Earlier, when Rajeeve had moved a statutory motion against the Rules of the Act, the then Leader of the Opposition, Arun Jaitley, had supported him. But when the Bharatiya Janata Party (BJP) came to power, Jaitley, as Finance Minister, and his colleagues in the Narendra Modi government started singing the same tune as the UPA government had. “They arrested people who spoke against Prime Minister Modi and tried to curb any kind of dissent or opposition,” said Rajeeve.

So was the case with former Union Finance Minister P. Chidambaram. When Puducherry businessman Ravi Srinivasan tweeted something against Chidambaram’s son, Karthi, he was summarily arrested under the Act. But after the Supreme Court struck down the Section, Chidambaram said: “I welcome the judgment of the Supreme Court holding that Section 66A of the IT Act is unconstitutional. The Section was poorly drafted and was vulnerable. It was capable of being misused. In fact, it was misused.”

The party that pushed the Bill through Parliament also did not waste time in endorsing the judgment. In a statement, the Congress said, “We uphold the SC verdict on I.T. Act. In concept, 66A was not wrong, but the language was perhaps not tight enough to stop misuse of the Act.” The party, however, had a dig at the BJP, while admitting to its complicity in the poor drafting of the provision.

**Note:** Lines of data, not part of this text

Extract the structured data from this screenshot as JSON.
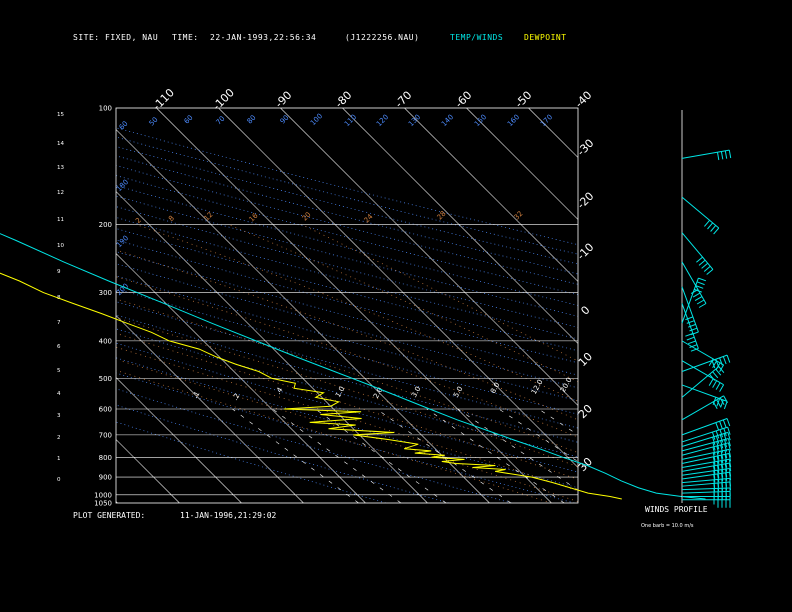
{
  "header": {
    "site_label": "SITE:",
    "site_value": "FIXED, NAU",
    "time_label": "TIME:",
    "time_value": "22-JAN-1993,22:56:34",
    "file_id": "(J1222256.NAU)",
    "legend_temp": "TEMP/WINDS",
    "legend_dew": "DEWPOINT"
  },
  "footer": {
    "generated_label": "PLOT GENERATED:",
    "generated_value": "11-JAN-1996,21:29:02",
    "winds_title": "WINDS PROFILE",
    "barb_note": "One barb = 10.0 m/s"
  },
  "colors": {
    "background": "#000000",
    "grid": "#ffffff",
    "temperature": "#00e5e5",
    "dewpoint": "#ffff00",
    "mixing_ratio": "#d08040",
    "dry_adiabat": "#4d8cff",
    "moist_adiabat": "#d08040"
  },
  "chart_data": {
    "type": "line",
    "diagram": "skew-T log-P",
    "y_axis_pressure_labels": [
      "100",
      "200",
      "300",
      "400",
      "500",
      "600",
      "700",
      "800",
      "900",
      "1000",
      "1050"
    ],
    "y_axis_height_km_labels": [
      "15",
      "14",
      "13",
      "12",
      "11",
      "10",
      "9",
      "8",
      "7",
      "6",
      "5",
      "4",
      "3",
      "2",
      "1",
      "0"
    ],
    "top_temperature_labels": [
      "-110",
      "-100",
      "-90",
      "-80",
      "-70",
      "-60",
      "-50",
      "-40"
    ],
    "right_temperature_labels": [
      "-30",
      "-20",
      "-10",
      "0",
      "10",
      "20",
      "30"
    ],
    "adiabat_labels": [
      "60",
      "50",
      "60",
      "70",
      "80",
      "90",
      "100",
      "110",
      "120",
      "130",
      "140",
      "150",
      "160",
      "170",
      "180",
      "190",
      "200"
    ],
    "mixing_ratio_labels": [
      ".1",
      ".2",
      ".4",
      "1.0",
      "2.0",
      "3.0",
      "5.0",
      "8.0",
      "12.0",
      "20.0"
    ],
    "upper_mix_labels": [
      "2",
      "8",
      "12",
      "16",
      "20",
      "24",
      "28",
      "32"
    ],
    "pressure_range_hpa": [
      1050,
      100
    ],
    "temperature_range_c": [
      -40,
      35
    ],
    "series": [
      {
        "name": "TEMP/WINDS",
        "points": [
          {
            "p": 1025,
            "t": 15.5
          },
          {
            "p": 1010,
            "t": 12.0
          },
          {
            "p": 990,
            "t": 8.5
          },
          {
            "p": 960,
            "t": 6.5
          },
          {
            "p": 920,
            "t": 4.8
          },
          {
            "p": 880,
            "t": 3.5
          },
          {
            "p": 840,
            "t": 1.8
          },
          {
            "p": 800,
            "t": -0.8
          },
          {
            "p": 760,
            "t": -3.2
          },
          {
            "p": 720,
            "t": -6.0
          },
          {
            "p": 680,
            "t": -8.8
          },
          {
            "p": 640,
            "t": -11.8
          },
          {
            "p": 600,
            "t": -14.5
          },
          {
            "p": 560,
            "t": -17.3
          },
          {
            "p": 520,
            "t": -20.3
          },
          {
            "p": 480,
            "t": -23.8
          },
          {
            "p": 440,
            "t": -27.6
          },
          {
            "p": 400,
            "t": -31.5
          },
          {
            "p": 360,
            "t": -35.8
          },
          {
            "p": 320,
            "t": -40.3
          },
          {
            "p": 280,
            "t": -45.6
          },
          {
            "p": 250,
            "t": -49.8
          },
          {
            "p": 220,
            "t": -54.0
          },
          {
            "p": 200,
            "t": -57.5
          },
          {
            "p": 180,
            "t": -60.0
          },
          {
            "p": 160,
            "t": -62.5
          },
          {
            "p": 140,
            "t": -64.5
          },
          {
            "p": 120,
            "t": -66.5
          },
          {
            "p": 110,
            "t": -65.5
          },
          {
            "p": 100,
            "t": -65.0
          }
        ]
      },
      {
        "name": "DEWPOINT",
        "points": [
          {
            "p": 1025,
            "t": 2.0
          },
          {
            "p": 1010,
            "t": 0.5
          },
          {
            "p": 990,
            "t": -2.5
          },
          {
            "p": 960,
            "t": -4.5
          },
          {
            "p": 930,
            "t": -6.5
          },
          {
            "p": 900,
            "t": -9.0
          },
          {
            "p": 870,
            "t": -14.0
          },
          {
            "p": 860,
            "t": -12.0
          },
          {
            "p": 850,
            "t": -17.0
          },
          {
            "p": 840,
            "t": -13.0
          },
          {
            "p": 830,
            "t": -19.0
          },
          {
            "p": 820,
            "t": -21.0
          },
          {
            "p": 810,
            "t": -17.0
          },
          {
            "p": 800,
            "t": -22.0
          },
          {
            "p": 790,
            "t": -19.5
          },
          {
            "p": 780,
            "t": -24.0
          },
          {
            "p": 770,
            "t": -21.0
          },
          {
            "p": 760,
            "t": -25.0
          },
          {
            "p": 740,
            "t": -22.0
          },
          {
            "p": 720,
            "t": -26.0
          },
          {
            "p": 700,
            "t": -31.0
          },
          {
            "p": 690,
            "t": -24.0
          },
          {
            "p": 675,
            "t": -34.0
          },
          {
            "p": 660,
            "t": -29.0
          },
          {
            "p": 650,
            "t": -36.0
          },
          {
            "p": 635,
            "t": -27.0
          },
          {
            "p": 620,
            "t": -33.0
          },
          {
            "p": 610,
            "t": -26.0
          },
          {
            "p": 600,
            "t": -38.0
          },
          {
            "p": 590,
            "t": -30.0
          },
          {
            "p": 575,
            "t": -28.0
          },
          {
            "p": 560,
            "t": -31.0
          },
          {
            "p": 545,
            "t": -29.0
          },
          {
            "p": 530,
            "t": -33.0
          },
          {
            "p": 515,
            "t": -32.0
          },
          {
            "p": 500,
            "t": -35.0
          },
          {
            "p": 480,
            "t": -36.0
          },
          {
            "p": 460,
            "t": -38.5
          },
          {
            "p": 440,
            "t": -40.5
          },
          {
            "p": 420,
            "t": -42.0
          },
          {
            "p": 400,
            "t": -45.5
          },
          {
            "p": 380,
            "t": -47.0
          },
          {
            "p": 360,
            "t": -49.5
          },
          {
            "p": 340,
            "t": -52.0
          },
          {
            "p": 320,
            "t": -55.0
          },
          {
            "p": 300,
            "t": -58.0
          },
          {
            "p": 280,
            "t": -60.0
          },
          {
            "p": 260,
            "t": -63.0
          },
          {
            "p": 240,
            "t": -66.0
          },
          {
            "p": 220,
            "t": -69.0
          },
          {
            "p": 200,
            "t": -72.0
          },
          {
            "p": 180,
            "t": -75.0
          },
          {
            "p": 160,
            "t": -78.5
          },
          {
            "p": 140,
            "t": -81.0
          },
          {
            "p": 120,
            "t": -84.0
          },
          {
            "p": 110,
            "t": -85.0
          },
          {
            "p": 100,
            "t": -85.0
          }
        ]
      }
    ],
    "winds": [
      {
        "p": 1030,
        "dir": 270,
        "spd": 40
      },
      {
        "p": 1010,
        "dir": 270,
        "spd": 45
      },
      {
        "p": 990,
        "dir": 268,
        "spd": 45
      },
      {
        "p": 970,
        "dir": 268,
        "spd": 45
      },
      {
        "p": 950,
        "dir": 265,
        "spd": 45
      },
      {
        "p": 930,
        "dir": 265,
        "spd": 45
      },
      {
        "p": 910,
        "dir": 262,
        "spd": 45
      },
      {
        "p": 890,
        "dir": 262,
        "spd": 45
      },
      {
        "p": 870,
        "dir": 260,
        "spd": 45
      },
      {
        "p": 850,
        "dir": 260,
        "spd": 45
      },
      {
        "p": 830,
        "dir": 258,
        "spd": 45
      },
      {
        "p": 810,
        "dir": 258,
        "spd": 45
      },
      {
        "p": 790,
        "dir": 255,
        "spd": 45
      },
      {
        "p": 770,
        "dir": 255,
        "spd": 45
      },
      {
        "p": 750,
        "dir": 253,
        "spd": 45
      },
      {
        "p": 730,
        "dir": 252,
        "spd": 45
      },
      {
        "p": 700,
        "dir": 250,
        "spd": 40
      },
      {
        "p": 640,
        "dir": 240,
        "spd": 40
      },
      {
        "p": 560,
        "dir": 230,
        "spd": 40
      },
      {
        "p": 520,
        "dir": 290,
        "spd": 35
      },
      {
        "p": 480,
        "dir": 250,
        "spd": 45
      },
      {
        "p": 450,
        "dir": 300,
        "spd": 35
      },
      {
        "p": 400,
        "dir": 300,
        "spd": 35
      },
      {
        "p": 360,
        "dir": 200,
        "spd": 35
      },
      {
        "p": 320,
        "dir": 340,
        "spd": 45
      },
      {
        "p": 290,
        "dir": 340,
        "spd": 45
      },
      {
        "p": 250,
        "dir": 330,
        "spd": 45
      },
      {
        "p": 210,
        "dir": 320,
        "spd": 45
      },
      {
        "p": 170,
        "dir": 310,
        "spd": 40
      },
      {
        "p": 135,
        "dir": 260,
        "spd": 40
      }
    ]
  }
}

“We sincerely hope that the government will be guided by the sole consideration of upholding individual’s liberty of expression with reasonable restriction as contained in Article 19(2) and not be guided by the ever shifting stand of the Bharatiya Janata Party (BJP) on the issue as BJP and Shri Arun Jaitley termed the law as ‘online emergency’ while in opposition and justified the same law when in power through an affidavit in Supreme Court by stating that Section 66A was necessary to ‘regulate the use of cyberspace’,” the Congress said in its press release.

The Aam Aadmi Party welcomed the decision and said: “We are happy that the bizarrely implemented Section 66A, which had criminalised class XI students and Netizens worried about being ‘annoying’ and ‘inconvenient’, has been struck down by the Supreme Court. Ideally, all the political parties should have joined hands to remove this section of the I.T. Act. It’s sad that despite repeated instances of misuse of this draconian section, political parties failed to build consensus to bring an amendment to the I.T. Act and the Supreme Court had to intervene. We congratulate the apex court for defending our fundamental rights, which had been curtailed by both the NDA [National Democratic Alliance] and the UPA on pretext of securing public order. We also condemn the two-faced opportunism of the NDA government that spoke out against Section 66A while in opposition, only to defend it both in court and in Parliament after assuming power.”

The Janata Dal (United) and the Shiv Sena were the two parties that spoke against the Supreme Court verdict. JD(U) leader Sharad Yadav felt that freedom of speech did not mean “freedom to abuse”. The Shiv Sena believed it would weaken the hands of law-enforcement agencies against those who misuse social media. Soon after Bal Thackeray’s death, two young girls from Palghar in Thane had been arrested for posting and liking a post on Facebook. But when Frontline spoke to Sena spokesperson Neelam Gorhe, she refused to either confirm or deny her party’s reported stand on the judgment. “The Supreme Court has come to a conclusion and everybody has to abide by it,” she said.